Pour la Cour des comptes, soit le gouvernement décide de geler les salaires et de mettre un « hola » à tous – ou presque – les avancements et autres promotions, soit le gouvernement décide de réduire le nombre de fonctionnaires afin « d’avoir des marges de manœuvre salariales ». Un « enjeu crucial » dans la mesure où la masse salariale de la fonction publique représente 13,6% du produit intérieur brut (PIB) du pays.

Revoir certains grands projets

Contrairement aux intentions affichées par le gouvernement, la Cour des comptes estime que l’heure n’est plus aux grands projets publics d’investissement. Certains investissements pourraient se révéler « incompatibles avec la situation financière du pays ». Des dossiers aussi emblématiques que le Grenelle de l’environnement ou le chantier du Grand Paris, cités dans l’audit, pourraient subir un coup d’arrêt ou du moins revêtir une forme moins ambitieuse.

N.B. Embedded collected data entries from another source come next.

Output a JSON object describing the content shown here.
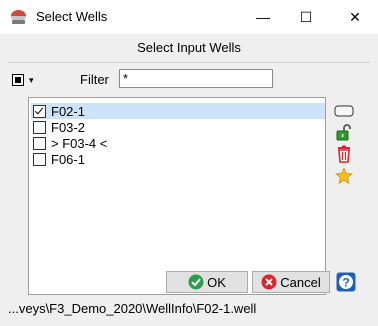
{
  "window": {
    "title": "Select Wells",
    "app_icon": "opendtect-icon",
    "controls": {
      "minimize": "—",
      "maximize": "☐",
      "close": "✕"
    }
  },
  "dialog": {
    "header": "Select Input Wells",
    "filter": {
      "label": "Filter",
      "value": "*"
    },
    "wells": [
      {
        "label": "F02-1",
        "checked": true,
        "selected": true
      },
      {
        "label": "F03-2",
        "checked": false,
        "selected": false
      },
      {
        "label": "> F03-4 <",
        "checked": false,
        "selected": false
      },
      {
        "label": "F06-1",
        "checked": false,
        "selected": false
      }
    ],
    "side_tools": [
      "rectangle-icon",
      "unlock-icon",
      "trash-icon",
      "star-icon"
    ],
    "buttons": {
      "ok": "OK",
      "cancel": "Cancel"
    },
    "help_icon": "help-icon",
    "status": "...veys\\F3_Demo_2020\\WellInfo\\F02-1.well"
  },
  "colors": {
    "selection": "#cde3f7",
    "ok_icon": "#2e9e4c",
    "cancel_icon": "#d9262b",
    "help_icon": "#1f5fbf",
    "trash": "#d9262b",
    "lock": "#2d9a2f",
    "star": "#f5c21a"
  }
}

La Cour des comptes est, par tradition, indépendante, et les termes de ce rapport illustrent parfaitement cette indépendance de l’institution. Pourtant, contrairement à ce que l’on pourrait imaginer à première lecture, ce rapport pourrait se révéler un atout non négligeable dans le redoutable – et périlleux – combat politique que devront livrer le Président de la République et son gouvernement pour faire passer la thérapie de choc qu’ils s’apprêtent à imposer au pays. L’enjeu est éminemment politique, et de sa réussite dépend d’ores et déjà la réussite du quinquennat Hollande et son éventuelle réélection en 2017. On se souvient du sort qu’a connu, en 1997, la dernière majorité – de droite, celle-là – chargée de rétablir les finances du pays avant l’entrée dans l’euro.